Aspen agrees with the AAT’s finding that “it is not appropriate to refuse registration approval for a preparation simply on the basis that it may be used deliberately for the purposes of self-harm”.
The AAT also accepted the evidence of Professor Horowitz, an expert cardiologist, that in the ordinary circumstances of prescribing, the potential for sudden death is “about zero”, as well as Cochrane Reviews (the highest quality reviews of clinical studies) which support a finding that the safety of DPP at therapeutic doses is no different from other weak opioids, and in some cases (such as when compared with tramadol) more tolerable.
The interests of patients
As noted already, the AAT was concerned to ensure that DPP remains available for patients for whom there is no suitable alternative to analgesics containing DPP.
Put another way, the AAT found that if DiGesic and Doloxene are not available, there will be a group of patients for whom there is unlikely to be an adequate analgesic alternative for the treatment of mild to moderate pain.
These are patients who suffer from pain for which ‘weak’ analgesics such as paracetamol and aspirin are inadequate, but which does not require a ‘strong’ analgesic such as morphine or oxycodone which pose a significant risk of dependence, and have side effects such as nausea, dizziness and “fogginess” which interfere with the tasks of daily life.
Codeine and tramadol are the only other ‘moderate’ analgesics which are available to treat these patients and while some respond well to these drugs, others obtain no analgesic relief at all because of a genetic mutation which prevents metabolism of these drugs via the CYP2D6 metabolic pathway.
Other patients, due to another genetic mutation which affects the CYP2D6 metabolic pathway, are super-fast metabolisers of codeine and tramadol such that administration of these drugs can result in toxicity.
Further, many patients experience intolerable constipation, nausea and vomiting when they take codeine, and dizziness and nausea when they take tramadol.
It is also important to recognise that the UK regulator understands that there is a small group of patients for whom alternatives are not acceptable or suitable, and consequently, has ensured that DPP remains available in the UK for those patients who need it.

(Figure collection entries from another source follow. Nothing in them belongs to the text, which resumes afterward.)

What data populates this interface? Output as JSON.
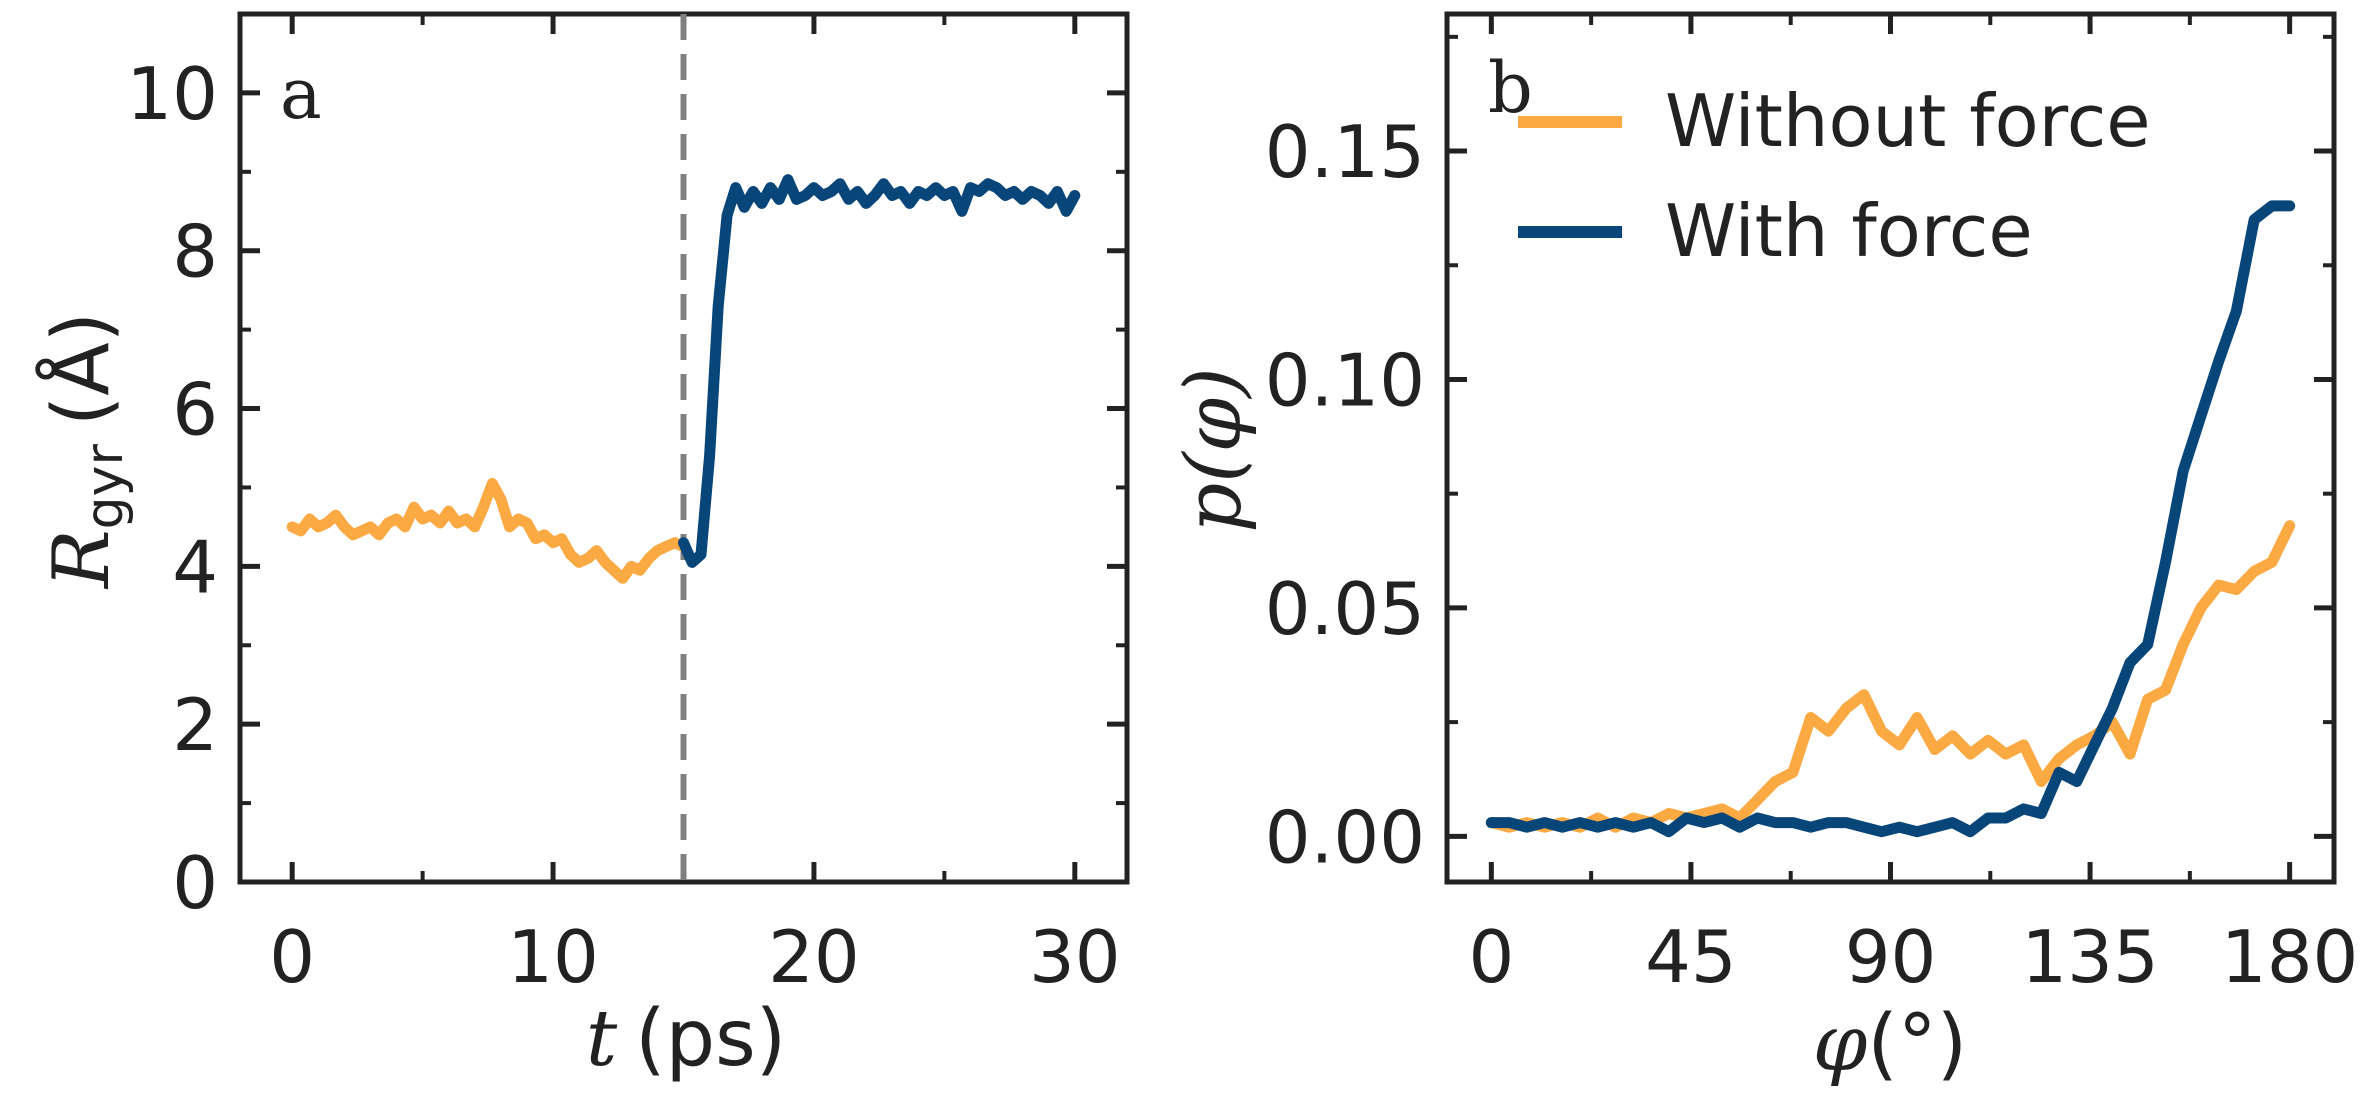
{
  "colors": {
    "without_force": "#FBA942",
    "with_force": "#08467A",
    "dashed_line": "#808080",
    "axis": "#222222"
  },
  "chart_data": [
    {
      "type": "line",
      "panel_label": "a",
      "xlabel_var": "t",
      "xlabel_unit": "(ps)",
      "ylabel_var": "R",
      "ylabel_sub": "gyr",
      "ylabel_unit": "(Å)",
      "xlim": [
        -2,
        32
      ],
      "ylim": [
        0,
        11
      ],
      "xticks": [
        0,
        10,
        20,
        30
      ],
      "yticks": [
        0,
        2,
        4,
        6,
        8,
        10
      ],
      "xtick_labels": [
        "0",
        "10",
        "20",
        "30"
      ],
      "ytick_labels": [
        "0",
        "2",
        "4",
        "6",
        "8",
        "10"
      ],
      "vline_x": 15,
      "series": [
        {
          "name": "Without force",
          "color": "#FBA942",
          "x": [
            0,
            0.33,
            0.67,
            1,
            1.33,
            1.67,
            2,
            2.33,
            2.67,
            3,
            3.33,
            3.67,
            4,
            4.33,
            4.67,
            5,
            5.33,
            5.67,
            6,
            6.33,
            6.67,
            7,
            7.33,
            7.67,
            8,
            8.33,
            8.67,
            9,
            9.33,
            9.67,
            10,
            10.33,
            10.67,
            11,
            11.33,
            11.67,
            12,
            12.33,
            12.67,
            13,
            13.33,
            13.67,
            14,
            14.33,
            14.67,
            15
          ],
          "y": [
            4.5,
            4.45,
            4.6,
            4.5,
            4.55,
            4.65,
            4.5,
            4.4,
            4.45,
            4.5,
            4.4,
            4.55,
            4.6,
            4.5,
            4.75,
            4.6,
            4.65,
            4.55,
            4.7,
            4.55,
            4.6,
            4.5,
            4.75,
            5.05,
            4.85,
            4.5,
            4.6,
            4.55,
            4.35,
            4.4,
            4.3,
            4.35,
            4.15,
            4.05,
            4.1,
            4.2,
            4.05,
            3.95,
            3.85,
            4.0,
            3.95,
            4.1,
            4.2,
            4.25,
            4.3,
            4.25
          ]
        },
        {
          "name": "With force",
          "color": "#08467A",
          "x": [
            15,
            15.33,
            15.67,
            16,
            16.33,
            16.67,
            17,
            17.33,
            17.67,
            18,
            18.33,
            18.67,
            19,
            19.33,
            19.67,
            20,
            20.33,
            20.67,
            21,
            21.33,
            21.67,
            22,
            22.33,
            22.67,
            23,
            23.33,
            23.67,
            24,
            24.33,
            24.67,
            25,
            25.33,
            25.67,
            26,
            26.33,
            26.67,
            27,
            27.33,
            27.67,
            28,
            28.33,
            28.67,
            29,
            29.33,
            29.67,
            30
          ],
          "y": [
            4.3,
            4.05,
            4.15,
            5.4,
            7.3,
            8.45,
            8.8,
            8.55,
            8.75,
            8.6,
            8.8,
            8.65,
            8.9,
            8.65,
            8.7,
            8.8,
            8.7,
            8.75,
            8.85,
            8.65,
            8.75,
            8.6,
            8.7,
            8.85,
            8.7,
            8.75,
            8.6,
            8.75,
            8.7,
            8.8,
            8.7,
            8.75,
            8.5,
            8.8,
            8.75,
            8.85,
            8.8,
            8.7,
            8.75,
            8.65,
            8.75,
            8.7,
            8.6,
            8.75,
            8.5,
            8.7
          ]
        }
      ]
    },
    {
      "type": "line",
      "panel_label": "b",
      "xlabel_var": "φ",
      "xlabel_unit": "(°)",
      "ylabel": "p(φ)",
      "xlim": [
        -10,
        190
      ],
      "ylim": [
        -0.01,
        0.18
      ],
      "xticks": [
        0,
        45,
        90,
        135,
        180
      ],
      "yticks": [
        0.0,
        0.05,
        0.1,
        0.15
      ],
      "xtick_labels": [
        "0",
        "45",
        "90",
        "135",
        "180"
      ],
      "ytick_labels": [
        "0.00",
        "0.05",
        "0.10",
        "0.15"
      ],
      "legend_position": "top-right",
      "series": [
        {
          "name": "Without force",
          "color": "#FBA942",
          "x": [
            0,
            4,
            8,
            12,
            16,
            20,
            24,
            28,
            32,
            36,
            40,
            44,
            48,
            52,
            56,
            60,
            64,
            68,
            72,
            76,
            80,
            84,
            88,
            92,
            96,
            100,
            104,
            108,
            112,
            116,
            120,
            124,
            128,
            132,
            136,
            140,
            144,
            148,
            152,
            156,
            160,
            164,
            168,
            172,
            176,
            180
          ],
          "y": [
            0.003,
            0.002,
            0.003,
            0.002,
            0.003,
            0.002,
            0.004,
            0.002,
            0.004,
            0.003,
            0.005,
            0.004,
            0.005,
            0.006,
            0.004,
            0.008,
            0.012,
            0.014,
            0.026,
            0.023,
            0.028,
            0.031,
            0.023,
            0.02,
            0.026,
            0.019,
            0.022,
            0.018,
            0.021,
            0.018,
            0.02,
            0.012,
            0.017,
            0.02,
            0.022,
            0.025,
            0.018,
            0.03,
            0.032,
            0.042,
            0.05,
            0.055,
            0.054,
            0.058,
            0.06,
            0.068
          ]
        },
        {
          "name": "With force",
          "color": "#08467A",
          "x": [
            0,
            4,
            8,
            12,
            16,
            20,
            24,
            28,
            32,
            36,
            40,
            44,
            48,
            52,
            56,
            60,
            64,
            68,
            72,
            76,
            80,
            84,
            88,
            92,
            96,
            100,
            104,
            108,
            112,
            116,
            120,
            124,
            128,
            132,
            136,
            140,
            144,
            148,
            152,
            156,
            160,
            164,
            168,
            172,
            176,
            180
          ],
          "y": [
            0.003,
            0.003,
            0.002,
            0.003,
            0.002,
            0.003,
            0.002,
            0.003,
            0.002,
            0.003,
            0.001,
            0.004,
            0.003,
            0.004,
            0.002,
            0.004,
            0.003,
            0.003,
            0.002,
            0.003,
            0.003,
            0.002,
            0.001,
            0.002,
            0.001,
            0.002,
            0.003,
            0.001,
            0.004,
            0.004,
            0.006,
            0.005,
            0.014,
            0.012,
            0.02,
            0.028,
            0.038,
            0.042,
            0.06,
            0.08,
            0.092,
            0.104,
            0.115,
            0.135,
            0.138,
            0.138
          ]
        }
      ]
    }
  ]
}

Aspen understands that, like many other prescription and over-the-counter drugs, DPP has the potential to cause harm if it is not used appropriately. Aspen also recognises that it may not be appropriate for DPP to be prescribed to patients where another moderate analgesic, such as codeine or tramadol, is sufficient.
However, we support DPP being available to patients who need it, and who will be left without satisfactory pain relief if DPP is removed from the market.
Aspen has received feedback from many doctors, pharmacists and patients who support the steps we have taken to ensure DPP remains available, and who recognise the difficulty that some patients will suffer if it is no longer available.
At Aspen, patient safety and quality care are our top priority and we will continue to operate with the utmost integrity in meeting the needs of the Australian community.